Sprite's Keeper said...

How would one smuggle a tree into their room? I know the White House has a lot of rooms, but Ole' Teddy wasn't a stupid man..

Jenni said...

know what I love? trivia! great random.

Mrs Cooper said...

Can you even believe that the first picture of the Christmas tree and fire place is the same exact wallpaper I'm using on my blackberry??? I wish I had a fireplace, because it would look just like that.

Nancy Campbell said...

I bought my aunt a Julbock that looks like a moose. I covet it and seriously considering keeping it for myself.

Seansmoma said...

Awesome post! I love all these little Chrismas facts!

Merry Christmas!

I hope Princess Nagger feels better soon (Actually now, why do we say soon and not now?)

Happy Tuesday!

♥Georgie♥ said...

Oh My goodness that first pic is amazing I want my LR like that too!

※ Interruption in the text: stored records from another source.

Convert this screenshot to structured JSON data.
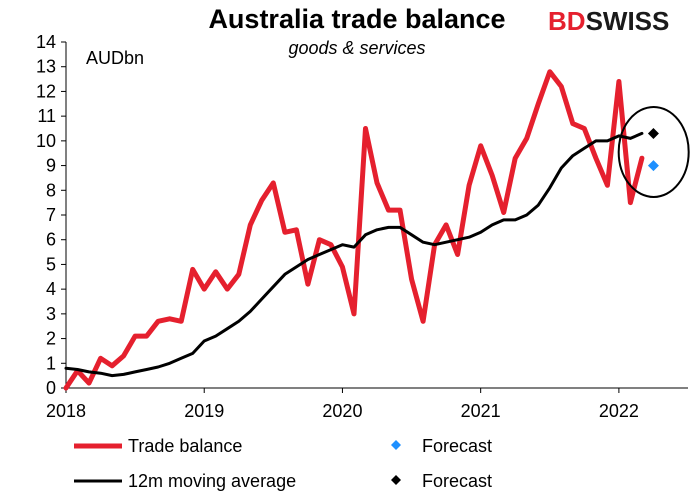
{
  "brand": {
    "part1": "BD",
    "part2": "SWISS",
    "part1_color": "#e5202e",
    "part2_color": "#1a1a1a"
  },
  "chart_data": {
    "type": "line",
    "title": "Australia  trade balance",
    "subtitle": "goods & services",
    "unit_label": "AUDbn",
    "ylim": [
      0,
      14
    ],
    "y_ticks": [
      0,
      1,
      2,
      3,
      4,
      5,
      6,
      7,
      8,
      9,
      10,
      11,
      12,
      13,
      14
    ],
    "xlim": [
      "2018-01",
      "2022-07"
    ],
    "x_ticks": [
      "2018",
      "2019",
      "2020",
      "2021",
      "2022"
    ],
    "grid": false,
    "legend_position": "bottom",
    "series": [
      {
        "name": "Trade balance",
        "color": "#e5202e",
        "points": [
          [
            "2018-01",
            0.0
          ],
          [
            "2018-02",
            0.7
          ],
          [
            "2018-03",
            0.2
          ],
          [
            "2018-04",
            1.2
          ],
          [
            "2018-05",
            0.9
          ],
          [
            "2018-06",
            1.3
          ],
          [
            "2018-07",
            2.1
          ],
          [
            "2018-08",
            2.1
          ],
          [
            "2018-09",
            2.7
          ],
          [
            "2018-10",
            2.8
          ],
          [
            "2018-11",
            2.7
          ],
          [
            "2018-12",
            4.8
          ],
          [
            "2019-01",
            4.0
          ],
          [
            "2019-02",
            4.7
          ],
          [
            "2019-03",
            4.0
          ],
          [
            "2019-04",
            4.6
          ],
          [
            "2019-05",
            6.6
          ],
          [
            "2019-06",
            7.6
          ],
          [
            "2019-07",
            8.3
          ],
          [
            "2019-08",
            6.3
          ],
          [
            "2019-09",
            6.4
          ],
          [
            "2019-10",
            4.2
          ],
          [
            "2019-11",
            6.0
          ],
          [
            "2019-12",
            5.8
          ],
          [
            "2020-01",
            4.9
          ],
          [
            "2020-02",
            3.0
          ],
          [
            "2020-03",
            10.5
          ],
          [
            "2020-04",
            8.3
          ],
          [
            "2020-05",
            7.2
          ],
          [
            "2020-06",
            7.2
          ],
          [
            "2020-07",
            4.4
          ],
          [
            "2020-08",
            2.7
          ],
          [
            "2020-09",
            5.8
          ],
          [
            "2020-10",
            6.6
          ],
          [
            "2020-11",
            5.4
          ],
          [
            "2020-12",
            8.2
          ],
          [
            "2021-01",
            9.8
          ],
          [
            "2021-02",
            8.6
          ],
          [
            "2021-03",
            7.1
          ],
          [
            "2021-04",
            9.3
          ],
          [
            "2021-05",
            10.1
          ],
          [
            "2021-06",
            11.5
          ],
          [
            "2021-07",
            12.8
          ],
          [
            "2021-08",
            12.2
          ],
          [
            "2021-09",
            10.7
          ],
          [
            "2021-10",
            10.5
          ],
          [
            "2021-11",
            9.3
          ],
          [
            "2021-12",
            8.2
          ],
          [
            "2022-01",
            12.4
          ],
          [
            "2022-02",
            7.5
          ],
          [
            "2022-03",
            9.3
          ]
        ]
      },
      {
        "name": "12m moving average",
        "color": "#000000",
        "points": [
          [
            "2018-01",
            0.8
          ],
          [
            "2018-02",
            0.75
          ],
          [
            "2018-03",
            0.65
          ],
          [
            "2018-04",
            0.6
          ],
          [
            "2018-05",
            0.5
          ],
          [
            "2018-06",
            0.55
          ],
          [
            "2018-07",
            0.65
          ],
          [
            "2018-08",
            0.75
          ],
          [
            "2018-09",
            0.85
          ],
          [
            "2018-10",
            1.0
          ],
          [
            "2018-11",
            1.2
          ],
          [
            "2018-12",
            1.4
          ],
          [
            "2019-01",
            1.9
          ],
          [
            "2019-02",
            2.1
          ],
          [
            "2019-03",
            2.4
          ],
          [
            "2019-04",
            2.7
          ],
          [
            "2019-05",
            3.1
          ],
          [
            "2019-06",
            3.6
          ],
          [
            "2019-07",
            4.1
          ],
          [
            "2019-08",
            4.6
          ],
          [
            "2019-09",
            4.9
          ],
          [
            "2019-10",
            5.2
          ],
          [
            "2019-11",
            5.4
          ],
          [
            "2019-12",
            5.6
          ],
          [
            "2020-01",
            5.8
          ],
          [
            "2020-02",
            5.7
          ],
          [
            "2020-03",
            6.2
          ],
          [
            "2020-04",
            6.4
          ],
          [
            "2020-05",
            6.5
          ],
          [
            "2020-06",
            6.5
          ],
          [
            "2020-07",
            6.2
          ],
          [
            "2020-08",
            5.9
          ],
          [
            "2020-09",
            5.8
          ],
          [
            "2020-10",
            5.9
          ],
          [
            "2020-11",
            6.0
          ],
          [
            "2020-12",
            6.1
          ],
          [
            "2021-01",
            6.3
          ],
          [
            "2021-02",
            6.6
          ],
          [
            "2021-03",
            6.8
          ],
          [
            "2021-04",
            6.8
          ],
          [
            "2021-05",
            7.0
          ],
          [
            "2021-06",
            7.4
          ],
          [
            "2021-07",
            8.1
          ],
          [
            "2021-08",
            8.9
          ],
          [
            "2021-09",
            9.4
          ],
          [
            "2021-10",
            9.7
          ],
          [
            "2021-11",
            10.0
          ],
          [
            "2021-12",
            10.0
          ],
          [
            "2022-01",
            10.2
          ],
          [
            "2022-02",
            10.1
          ],
          [
            "2022-03",
            10.3
          ]
        ]
      }
    ],
    "forecasts": [
      {
        "name": "Forecast",
        "color": "#1e90ff",
        "marker": "diamond",
        "x": "2022-04",
        "y": 9.0
      },
      {
        "name": "Forecast",
        "color": "#000000",
        "marker": "diamond",
        "x": "2022-04",
        "y": 10.3
      }
    ],
    "annotation": {
      "shape": "ellipse",
      "color": "#000000",
      "around": "2022 forecasts"
    }
  }
}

I am out making the secret santa rounds with a friendly reminder that today is the SSS shipping date and to remind everyone to please email us your DC# and to remind all participants to blog about their gift if they have received it

have a wonderful day

Maggie said...

Hugs to PN!!

I love the charlie brown pic1 :)

I made my christmas tree out of foam. haha

Medora said...

I love Tinkertoys! I love it when Ralphie tells his mom that he wants Tinkertoys for Christmas when he has blurted that he wants the Red Rider BB gun - in A Christmas Story.

Steven Anthony said...

great facts....seems like they could have come up with a better name than hot cockles?????

lol

Frogs in my formula said...

You are a WEALTH of information. What a fun post. I totally forgot about Tinkertoys. I used to love those.

mommytoalot said...

Mmmm love the letter carrier trivia..dh is a letter carrier..he was so busy yesterday..he had to send me a pic of him amoungst his letters in answer to my question.." can u pick Nick up for 2pm"

mommytoalot said...

Mmmm love the letter carrier trivia..dh is a letter carrier..he was so busy yesterday..he had to send me a pic of him amoungst his letters in answer to my question.." can u pick Nick up for 2pm"

Jenners said...

Hope PN feels better ... now I have something else to dread in a few years ... molars and loose teeth.

Thanks for the trivia ... it was interesting!

MarjnHomer said...

great trivia. learned more than one new thing today...btw I dont celebrate Christmas..

Design it Chic said...

Can you imagine how it would be if the number of Christmas cards would be restricted per household???? less worries for us:):):) haha

Thanks for stopping by!

Kirby3131 said...

Very cool trivia. I have 28 cards times 4 to mail out LOL I make up for others not sending them haha

I had that exact tinkertoy set with the little bucket, too! Gosh I haven't seen that in ages :) Thanks so much for posting that photo. I'm instantly nostalgic.